The Yale Divinity School magazine, Reflections, published an issue in 2015 focusing on questions of art and religion. They invited some of their graduate students, who also had, or were working on, degrees in the arts to contribute their thoughts. There were three that struck a chord for me.
Megan Mitchell, a master’s student in religion and the arts spent time helping to create public murals not only in the U.S., but also in Africa and Haiti. What she discovered is that art opens a space for listening and attention. She comments, “That’s what the world needs now: space to take notice of each other, our own souls, and the still small voice of [God]…”
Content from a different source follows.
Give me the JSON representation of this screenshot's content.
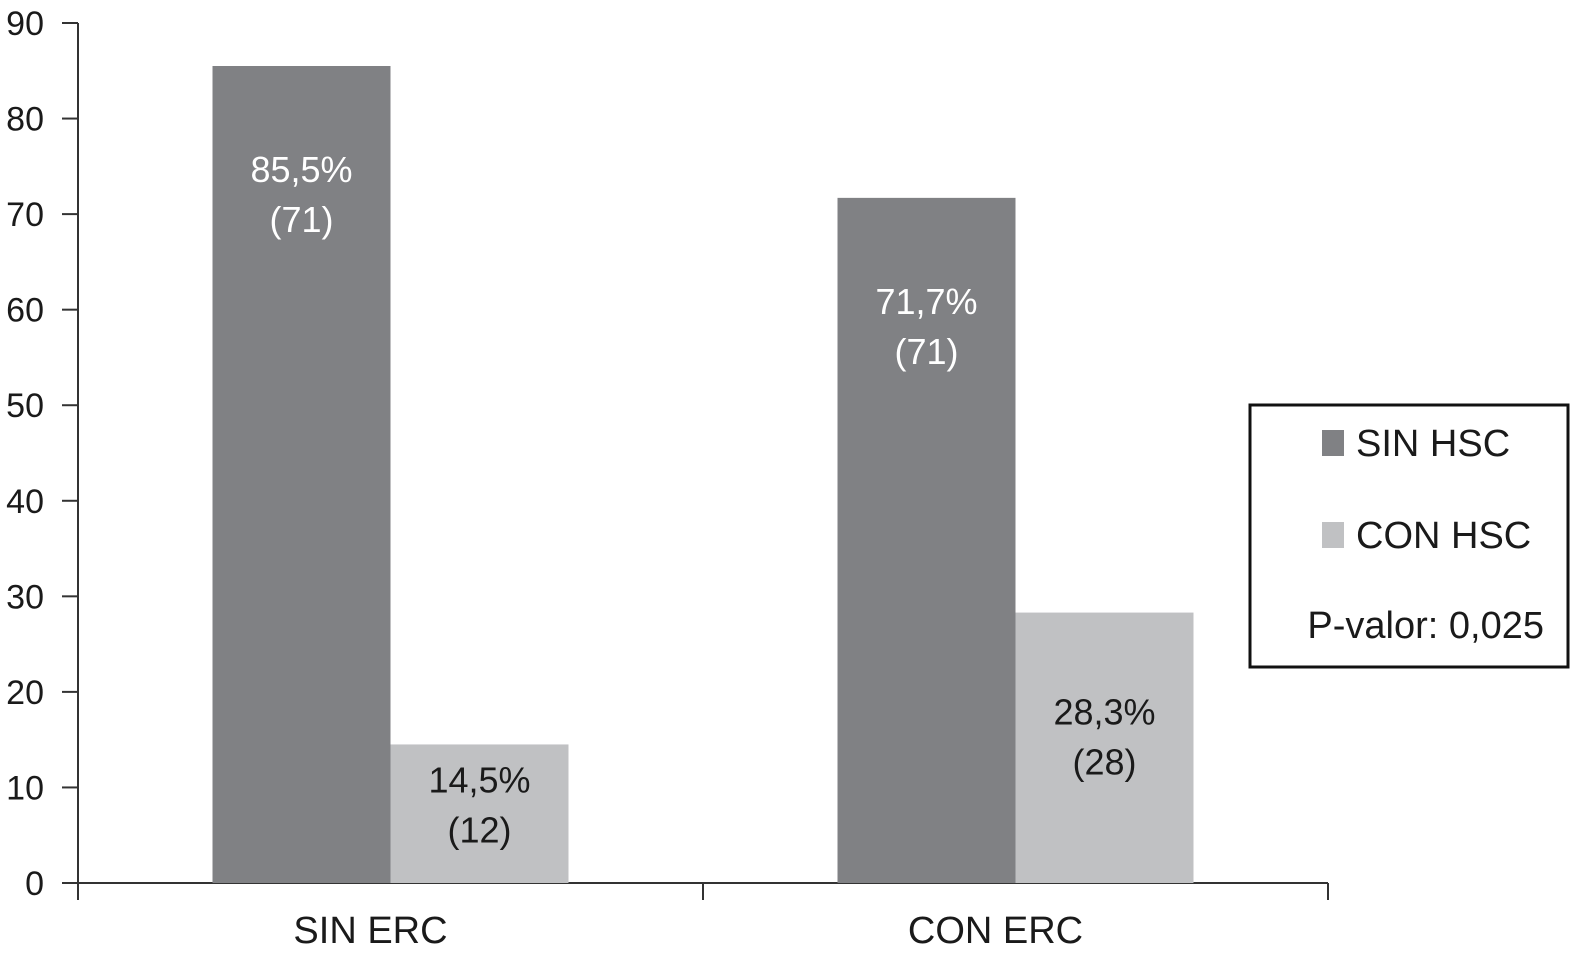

Jeremy Hamilton-Arnold, a master’s student in religion and the visual arts and material culture, spoke of watching people who came to visit the art Gallery at Yale where he worked. Religious and non-religious groups alike “venerate their favorite artists and works. They uplift the art museum space as “sacred,” comporting themselves with religious-like postures. They hush and clasp their hands before dimly lit images. The works seem to elicit awe and reverence.”
And Meredith Jane Day, a Master’s of Divinity student and a member of the Yale Institute of Sacred Music related a story of preparing for Advent that year. She and a small group of 20 people all gathered for eight hours in a library in New York City to spend time in silence, wonder and discussion about the season. To facilitate the day, the group was shown photos of famous paintings from the Metropolitan Museum of Art. Meredith commented that, “The room was full of brilliant seminarians, clergy, and academics, but it was the art that gave us something we could not have offered on our own. It provided a spiritual avenue for confronting our humanity, at the same time assuring us of a mysterious glory within.”
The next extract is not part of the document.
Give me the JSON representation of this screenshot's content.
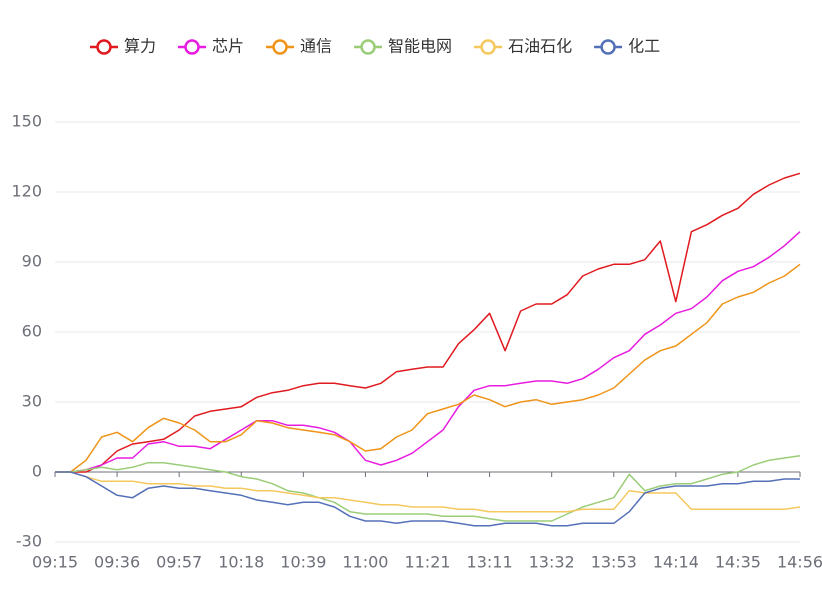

To bring us full circle and answer some of the questions we started with…
Clearly, yes, art can be a way to experience the Divine. It can provide the potential for epiphanies … unexpected, potent moments where the Spirit breaks in. Art can facilitate a deeper listening and attention to God, but also to one another, and oneself. Art draws us into a space of reverence, awe and a sense of the holy. And, art helps us to delve into aspects of our shared humanity, while drawing us deeper into the ineffable presence of God within.
Church and life without the arts would be significantly lessened, and our ways to the Divine curtailed, were we to omit art as too secular, or too sensuous, or too frivolous.
Perhaps in the strictest sense, art in the life of faith is a luxury (certainly we can exist without it… unlike food, water and shelter). But who would want to? Truly we are so blessed by the artists in our midst – the painters, writers, sculptors, dancers, photographers, and so many others – how can their gifts not be of God? So, if the gift of art, done with heart, is a gift of the soul and a gift of the Divine, if it helps us transcend this plane of existence and experience Something More, then perhaps, by design, it is necessary.